A working group constituted by the ministry of finance, led by UTI Asset Management Co.’s U.K. Sinha, thinks so. In a report published this week to look at these foreign flows, the group has reviewed the current regime and recommended changes, much of them aimed at getting rid of the bottlenecks that restrict foreign finance.
Policymakers should pay attention to some of the bottlenecks which do add burdens without good reason. Consider taxation. Levies such as the stamp duty have proved to be a thorn in the side of a more robust debt market at home. A capital gains tax, for instance, may well be persuading a foreign pension fund to route money from abroad suboptimally.

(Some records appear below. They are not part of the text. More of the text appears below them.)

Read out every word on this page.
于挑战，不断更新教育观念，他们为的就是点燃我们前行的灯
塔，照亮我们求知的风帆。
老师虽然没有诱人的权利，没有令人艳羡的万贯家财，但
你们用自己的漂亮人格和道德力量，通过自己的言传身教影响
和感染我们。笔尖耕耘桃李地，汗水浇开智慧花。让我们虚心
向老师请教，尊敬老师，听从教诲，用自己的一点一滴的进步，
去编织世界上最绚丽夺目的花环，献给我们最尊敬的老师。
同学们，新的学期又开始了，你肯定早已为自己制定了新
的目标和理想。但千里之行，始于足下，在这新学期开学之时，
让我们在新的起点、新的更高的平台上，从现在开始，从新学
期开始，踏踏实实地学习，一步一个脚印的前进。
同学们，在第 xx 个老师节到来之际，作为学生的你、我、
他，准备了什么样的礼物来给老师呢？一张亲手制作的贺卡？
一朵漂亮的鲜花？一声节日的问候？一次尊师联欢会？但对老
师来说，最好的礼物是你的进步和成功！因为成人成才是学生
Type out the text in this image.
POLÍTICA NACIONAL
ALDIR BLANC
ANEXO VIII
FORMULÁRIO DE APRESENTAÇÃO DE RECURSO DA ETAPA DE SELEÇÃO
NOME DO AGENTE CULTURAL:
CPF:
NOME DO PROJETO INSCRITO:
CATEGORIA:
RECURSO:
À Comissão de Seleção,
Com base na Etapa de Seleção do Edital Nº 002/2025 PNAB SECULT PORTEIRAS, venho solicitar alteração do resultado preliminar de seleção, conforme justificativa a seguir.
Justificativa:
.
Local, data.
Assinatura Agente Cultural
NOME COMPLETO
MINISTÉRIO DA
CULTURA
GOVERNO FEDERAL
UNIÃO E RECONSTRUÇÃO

But a lot of bottlenecks for foreign finance actually exist for good reasons.
The group, for example, recommends that there shouldn’t be caps for foreign investors to buy Indian debt. Yet, panicked foreigners amid a crisis will pull out debt, sending interest rates soaring, affecting much more than the borrower of that debt. That’s why it matters what asset foreigners invest in: Debt and currency have broader implications than simple equity, while foreign direct investment is more stable and longer term than portfolio flows.
The group doesn’t think such distinctions should exist—that for certain qualified foreign investors, regulators should remain agnostic to the vehicle of investment they use. On the contrary, regulators should keep making such distinctions. The question isn’t that of an optimal micro-market anymore; the macroeconomy is at stake.
This issue harks back to the old debate on opening up India’s capital account, where the Reserve Bank of India (RBI) has stuck to a cautious approach, calibrated to changing conditions and demands at home and abroad. If India keeps running large deficits, and if easy money in the West currently turns foreigners desperate for higher yield Indian debt, should we really be widening the doorway at this point?
The working group—which doesn’t include RBI members— tries to steer clear of this old debate, but no discussion on foreign flows really can. So before these recommendations are formalized, it would help to take RBI’s viewpoint into account.